Der Hof in Schenefeld-Dorf prägte lange das Ortsbild: massives Backsteinmauerwerk, ein geschützter Innenhof und eine enge Einbindung in die Nachbarschaft. Mit dem sogenannten Bau-Turbo sollen Planungen künftig schneller umgesetzt werden, doch genau das sorgt bei Anwohnern und Denkmalpflegern für Unruhe.
- Was geplant ist: Umbau und Aufstockung von Bestandsgebäuden sowie Neubauten im Innenhof, insgesamt bis zu 24 Wohneinheiten.
- Konfliktfelder: Schutz des historischen Erscheinungsbilds versus dringender Bedarf an bezahlbarem Wohnraum.
- Entscheidungsweg: Beteiligung der Unteren Denkmalschutzbehörde, öffentliche Informationsveranstaltungen und ein mögliches Bebauungsplanverfahren.

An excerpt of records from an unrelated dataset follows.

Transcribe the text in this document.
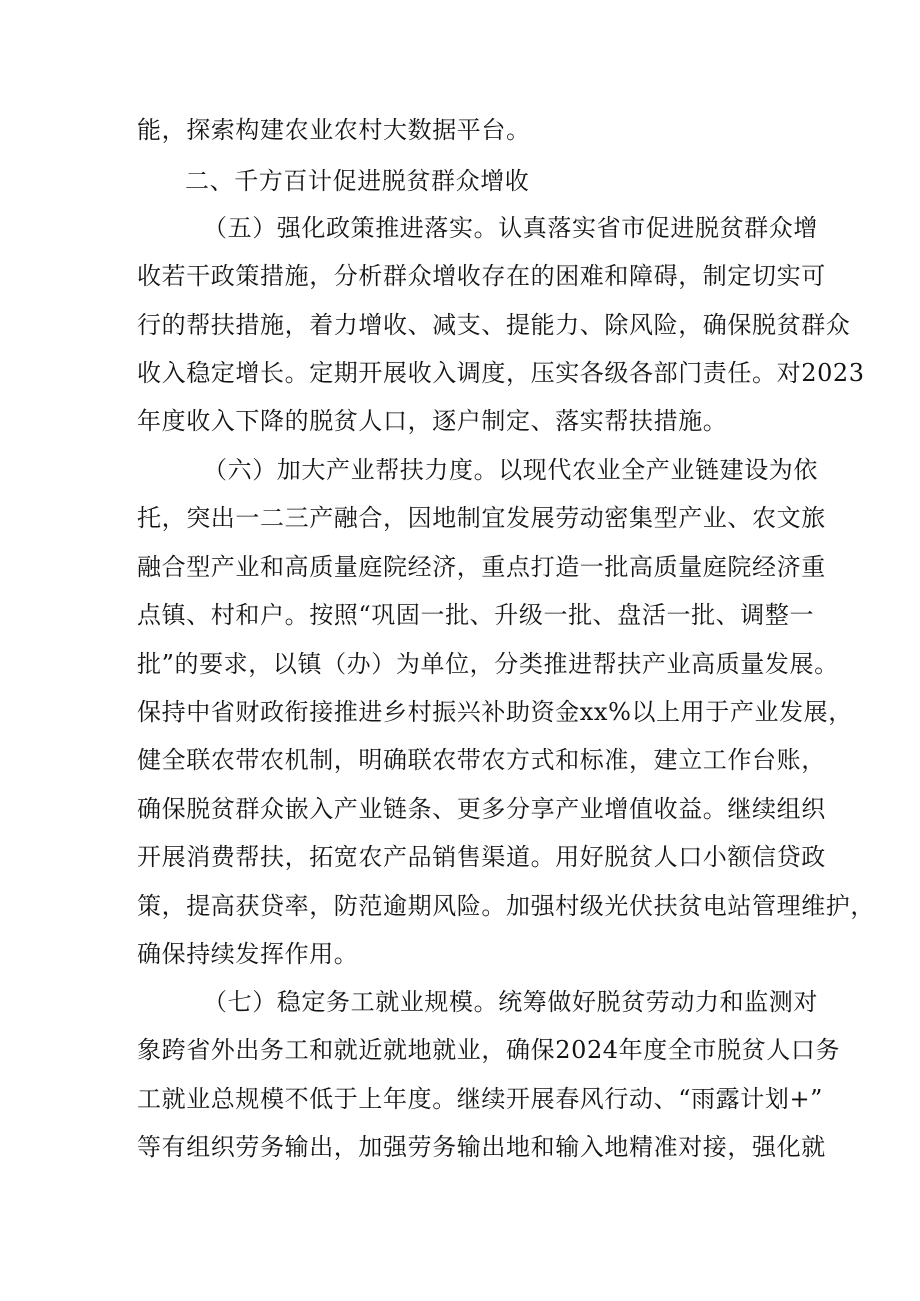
能，探索构建农业农村大数据平台。
二、千方百计促进脱贫群众增收
（五）强化政策推进落实。认真落实省市促进脱贫群众增
收若干政策措施，分析群众增收存在的困难和障碍，制定切实可
行的帮扶措施，着力增收、减支、提能力、除风险，确保脱贫群众
收入稳定增长。定期开展收入调度，压实各级各部门责任。对2023
年度收入下降的脱贫人口，逐户制定、落实帮扶措施。
（六）加大产业帮扶力度。以现代农业全产业链建设为依
托，突出一二三产融合，因地制宜发展劳动密集型产业、农文旅
融合型产业和高质量庭院经济，重点打造一批高质量庭院经济重
点镇、村和户。按照“巩固一批、升级一批、盘活一批、调整一
批”的要求，以镇（办）为单位，分类推进帮扶产业高质量发展。
保持中省财政衔接推进乡村振兴补助资金xx%以上用于产业发展，
健全联农带农机制，明确联农带农方式和标准，建立工作台账，
确保脱贫群众嵌入产业链条、更多分享产业增值收益。继续组织
开展消费帮扶，拓宽农产品销售渠道。用好脱贫人口小额信贷政
策，提高获贷率，防范逾期风险。加强村级光伏扶贫电站管理维护，
确保持续发挥作用。
（七）稳定务工就业规模。统筹做好脱贫劳动力和监测对
象跨省外出务工和就近就地就业，确保2024年度全市脱贫人口务
工就业总规模不低于上年度。继续开展春风行动、“雨露计划+”
等有组织劳务输出，加强劳务输出地和输入地精准对接，强化就
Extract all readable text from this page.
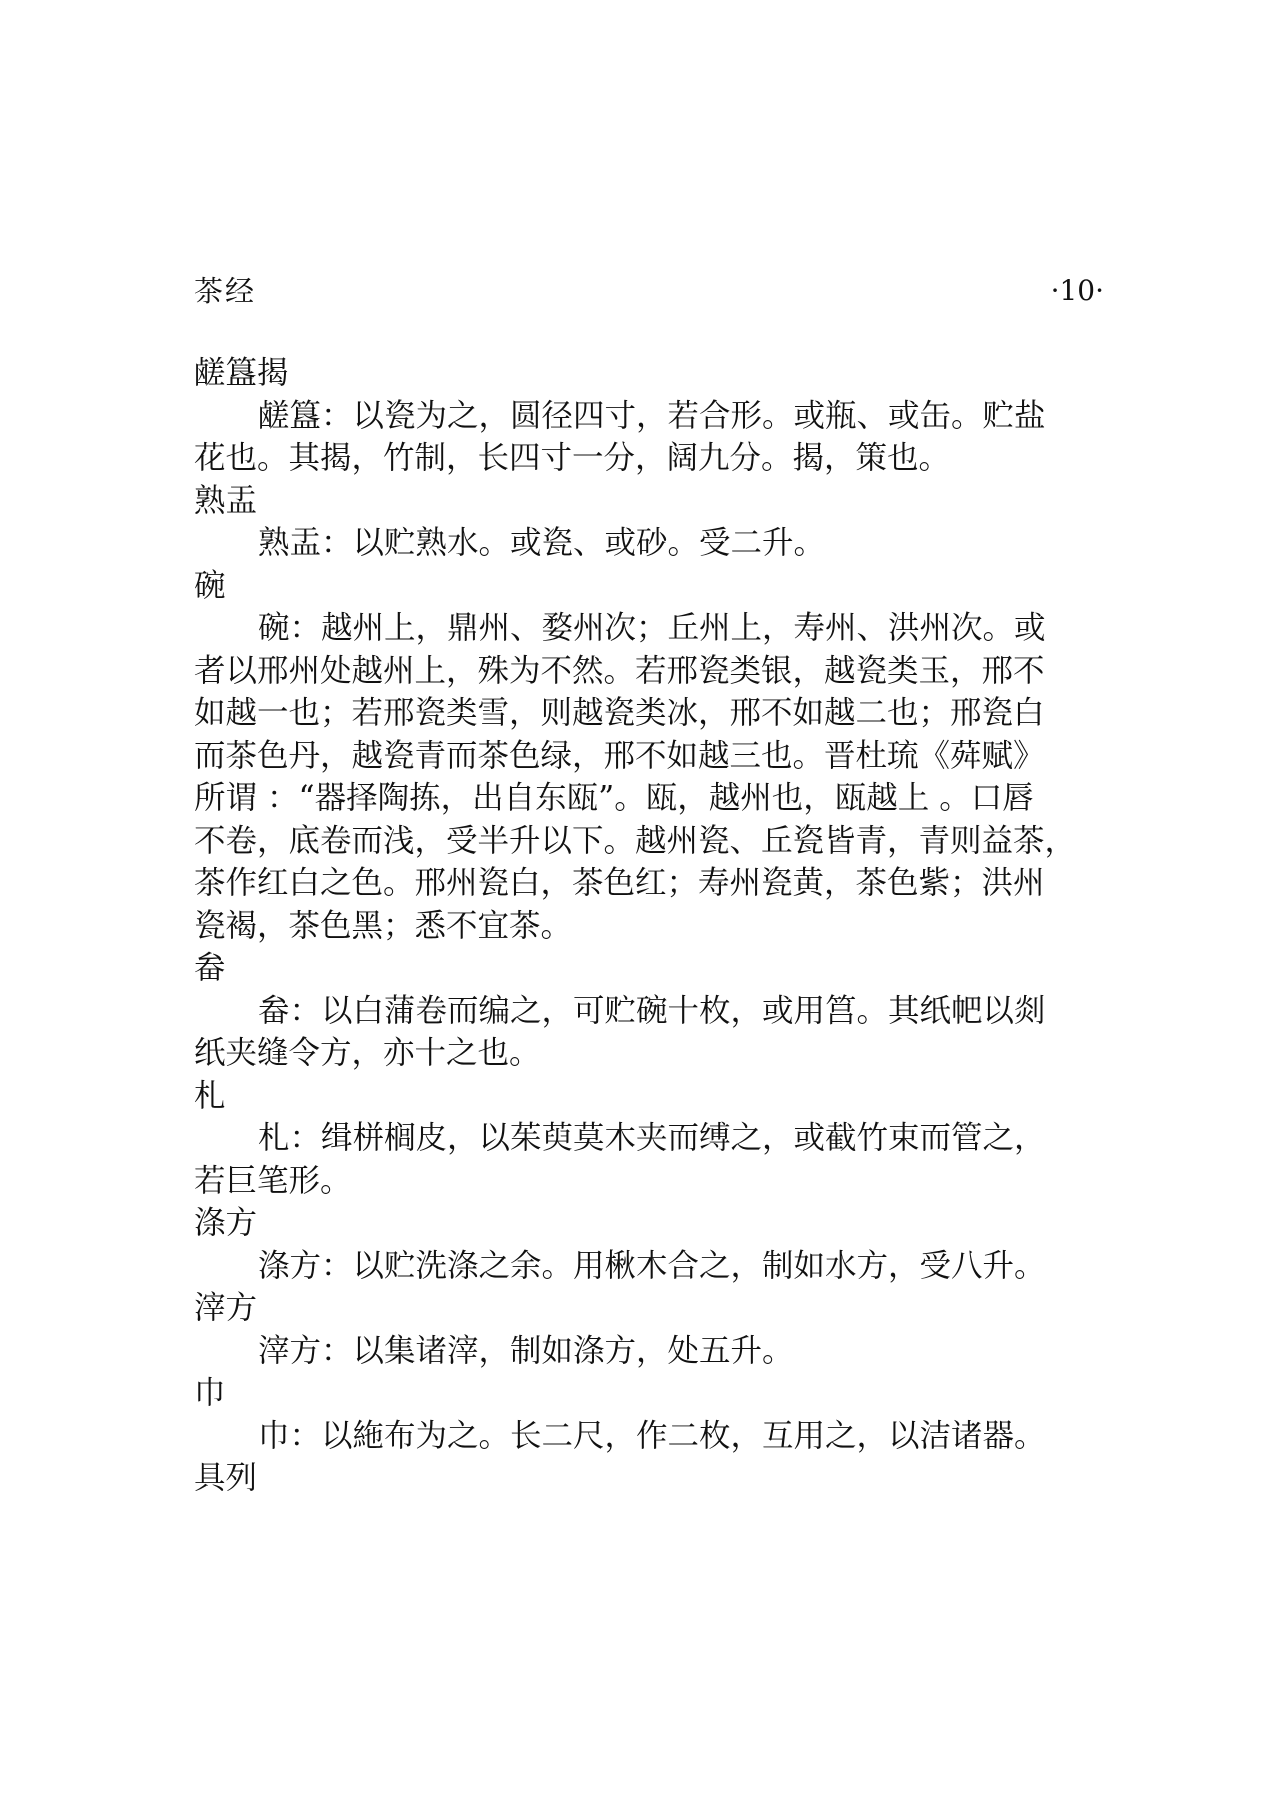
茶经	·10·
鹾簋揭
鹾簋：以瓷为之，圆径四寸，若合形。或瓶、或缶。贮盐
花也。其揭，竹制，长四寸一分，阔九分。揭，策也。
熟盂
熟盂：以贮熟水。或瓷、或砂。受二升。
碗
碗：越州上，鼎州、婺州次；丘州上，寿州、洪州次。或
者以邢州处越州上，殊为不然。若邢瓷类银，越瓷类玉，邢不
如越一也；若邢瓷类雪，则越瓷类冰，邢不如越二也；邢瓷白
而茶色丹，越瓷青而茶色绿，邢不如越三也。晋杜琉《荈赋》
所谓 ：“器择陶拣，出自东瓯”。瓯，越州也，瓯越上 。口唇
不卷，底卷而浅，受半升以下。越州瓷、丘瓷皆青，青则益茶，
茶作红白之色。邢州瓷白，茶色红；寿州瓷黄，茶色紫；洪州
瓷褐，茶色黑；悉不宜茶。
畚
畚：以白蒲卷而编之，可贮碗十枚，或用筥。其纸帊以剡
纸夹缝令方，亦十之也。
札
札：缉栟榈皮，以茱萸莫木夹而缚之，或截竹束而管之，
若巨笔形。
涤方
涤方：以贮洗涤之余。用楸木合之，制如水方，受八升。
滓方
滓方：以集诸滓，制如涤方，处五升。
巾
巾：以絁布为之。长二尺，作二枚，互用之，以洁诸器。
具列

Vertreter der Stadtverwaltung betonen, dass rechtliche Vorgaben und Denkmalschutzauflagen geprüft würden, bevor eine Baugenehmigung erteilt wird. Gleichzeitig sei es Ziel, Lösungen zu finden, die sowohl neuen Wohnraum schaffen als auch die charakteristische Gestalt des Dorfkerns bewahren.
Einige Anwohner äußern sich besorgt: «Werden wir bald unsere Hofsicht verlieren und durch neue Blockrandbebauung ersetzt?» heißt es in Bürgergesprächen. Andere sehen in der Nachverdichtung eine Chance, junge Familien in die Gemeinde zu bringen und Leerstand zu vermeiden.
Stadtplaner sprechen von Kompromissen: Erhalt der Fassaden, Begrenzung der Gebäudehöhe und klare Regelungen für Erschließung und Grünflächen könnten eine Balance ermöglichen. Konkrete Entscheidungen stehen noch aus; das weitere Verfahren wird die Richtung vorgeben, ob der historische Hof sein Gesicht behält oder sich zu einem urbaneren Wohnensemble wandelt.
Der Fall in Schenefeld ist exemplarisch für viele kleinere Städte und Gemeinden in Deutschland, die zwischen denkmalpflegerischen Aufgaben und der drängenden Wohnungsfrage vermitteln müssen.